4 de noviembre 2005 - 00:00

Gobierno posterga libre comercio de autos con Brasil

Miguel Peirano
Miguel Peirano
Mar del Plata (enviado especial) - El gobierno argentino ya cerró su propuesta para modificar la Política Automotriz Común (PAC) con Brasil. Los nuevos lineamientos para el sector serán ahora los siguientes:

Desde enero de 2006 ya no habrá fecha cierta sobre cuándo comenzará el libre comercio sectorial entre los dos países.

Los controles para las compensaciones y las autorizaciones para importar más unidades se calcularán por terminal y no como una totalidad.

Se incluirá en la PAC a los autopartistas. Se incluirán acuerdos sectoriales con terceros países, independientemente del Mercosur.

Estas posiciones son las que desde el Ministerio de Economía de Roberto Lavagna y la Secretaría de Industria de Miguel Peirano terminaron de cerrarse en las últimas semanas, y que en el marco de esta IV Cumbre de las Américas de Mar del Plata fueron deslizadas, por ahora informalmente, por parte de representantes de la Cancillería local a los negociadores del gobierno de Luiz Inácio Lula da Silva presentes en este encuentro.
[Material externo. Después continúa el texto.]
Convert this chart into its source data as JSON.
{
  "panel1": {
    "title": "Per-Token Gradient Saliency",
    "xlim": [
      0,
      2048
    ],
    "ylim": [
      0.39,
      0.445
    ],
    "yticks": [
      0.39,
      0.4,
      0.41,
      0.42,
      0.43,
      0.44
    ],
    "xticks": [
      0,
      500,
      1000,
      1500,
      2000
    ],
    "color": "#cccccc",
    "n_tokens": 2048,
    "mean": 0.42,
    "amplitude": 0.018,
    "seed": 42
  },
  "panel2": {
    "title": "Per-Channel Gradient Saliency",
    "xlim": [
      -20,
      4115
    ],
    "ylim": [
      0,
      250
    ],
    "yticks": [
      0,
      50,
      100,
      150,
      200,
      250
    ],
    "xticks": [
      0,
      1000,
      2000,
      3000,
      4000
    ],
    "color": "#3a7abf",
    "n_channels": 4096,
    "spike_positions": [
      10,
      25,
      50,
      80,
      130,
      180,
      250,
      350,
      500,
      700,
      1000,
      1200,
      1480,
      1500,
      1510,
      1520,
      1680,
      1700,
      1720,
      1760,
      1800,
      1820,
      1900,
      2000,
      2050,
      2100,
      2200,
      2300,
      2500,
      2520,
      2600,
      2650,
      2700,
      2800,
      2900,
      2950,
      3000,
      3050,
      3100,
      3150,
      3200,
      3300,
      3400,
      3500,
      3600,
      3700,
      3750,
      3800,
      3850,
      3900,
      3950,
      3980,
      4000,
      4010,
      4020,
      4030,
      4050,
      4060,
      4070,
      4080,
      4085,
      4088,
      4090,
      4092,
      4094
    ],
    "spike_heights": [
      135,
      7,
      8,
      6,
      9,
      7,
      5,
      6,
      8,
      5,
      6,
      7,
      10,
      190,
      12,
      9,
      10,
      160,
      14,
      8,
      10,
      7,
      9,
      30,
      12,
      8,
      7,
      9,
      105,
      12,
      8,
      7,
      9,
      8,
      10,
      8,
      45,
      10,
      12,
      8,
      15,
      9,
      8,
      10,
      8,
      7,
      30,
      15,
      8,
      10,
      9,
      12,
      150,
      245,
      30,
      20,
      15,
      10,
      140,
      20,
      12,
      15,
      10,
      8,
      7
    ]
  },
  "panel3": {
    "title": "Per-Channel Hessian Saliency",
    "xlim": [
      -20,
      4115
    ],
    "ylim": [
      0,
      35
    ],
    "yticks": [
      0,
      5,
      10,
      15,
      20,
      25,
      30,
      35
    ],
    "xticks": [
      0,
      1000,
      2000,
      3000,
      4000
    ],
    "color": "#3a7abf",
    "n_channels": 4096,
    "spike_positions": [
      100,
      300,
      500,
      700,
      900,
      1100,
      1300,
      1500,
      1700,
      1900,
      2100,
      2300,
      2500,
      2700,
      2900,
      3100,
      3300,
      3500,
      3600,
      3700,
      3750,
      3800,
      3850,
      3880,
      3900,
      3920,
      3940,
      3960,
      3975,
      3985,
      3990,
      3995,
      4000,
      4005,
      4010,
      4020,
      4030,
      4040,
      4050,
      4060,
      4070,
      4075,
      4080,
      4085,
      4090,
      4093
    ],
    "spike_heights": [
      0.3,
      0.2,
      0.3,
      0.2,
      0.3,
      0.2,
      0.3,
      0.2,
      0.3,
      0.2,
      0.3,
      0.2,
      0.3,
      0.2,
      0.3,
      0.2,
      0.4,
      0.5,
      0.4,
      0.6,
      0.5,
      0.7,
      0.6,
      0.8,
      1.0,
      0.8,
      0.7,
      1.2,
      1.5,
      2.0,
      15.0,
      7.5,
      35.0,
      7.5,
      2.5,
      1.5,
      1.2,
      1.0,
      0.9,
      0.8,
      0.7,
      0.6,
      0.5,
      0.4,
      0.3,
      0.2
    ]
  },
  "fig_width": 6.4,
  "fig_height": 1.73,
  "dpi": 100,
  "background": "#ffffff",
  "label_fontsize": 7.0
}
Obviamente, la primera impresión de los visitantes fue negativa ante la propuesta argentina. Sin embargo, los funcionarios del Ministerio de Relaciones Exteriores argentino sólo les aseguraron que la propuesta argentina es una oferta definitiva si desde el país vecino se quiere mantener desde enero del próximo año una política sectorial común. En teoría, desde enero de 2006, las terminales de ambos países hubieran podido importar y exportar libremente unidades. Sin embargo, y por decisión de Lavagna, esta posibilidad había sido descartada ya desde 2004. Sin embargo, desde el lado brasileño quedaba la duda sobre si en realidad lo que proponía la Argentina era una nueva fecha de comienzo del libre comercio, incógnita que ahora quedó definitivamente develada: para el país, esta alternativa ya no es negociable. En tanto, hasta ahora la medición sobre el desbalance entre importaciones y exportaciones, y como consecuencia la posibilidad de compensar cuando el saldo era negativo para alguno de los dos países, se tomaba como un número absoluto dentro del sector. A partir del año próximo, si hay acuerdo, el cálculo será por cada terminal, y sólo si ésta tiene exportaciones suficientes en algún momento podrá luego acceder al beneficio. Fuentes del sector automotor aseguraban que esta medida puede beneficiar al rubro en general, pero perjudicar sensiblemente a algunas terminales que no están produciendo a pleno en la Argentina o que utilizan las plantas para producir motores y no unidades terminadas.

Precisamente, aseguran dentro del gobierno argentino, esta realidad es lo que impulsa la medida: una restricción de este tipo debería fomentar la decisión de las casas centrales de las automotrices para volver a producir vehículos dentro del país.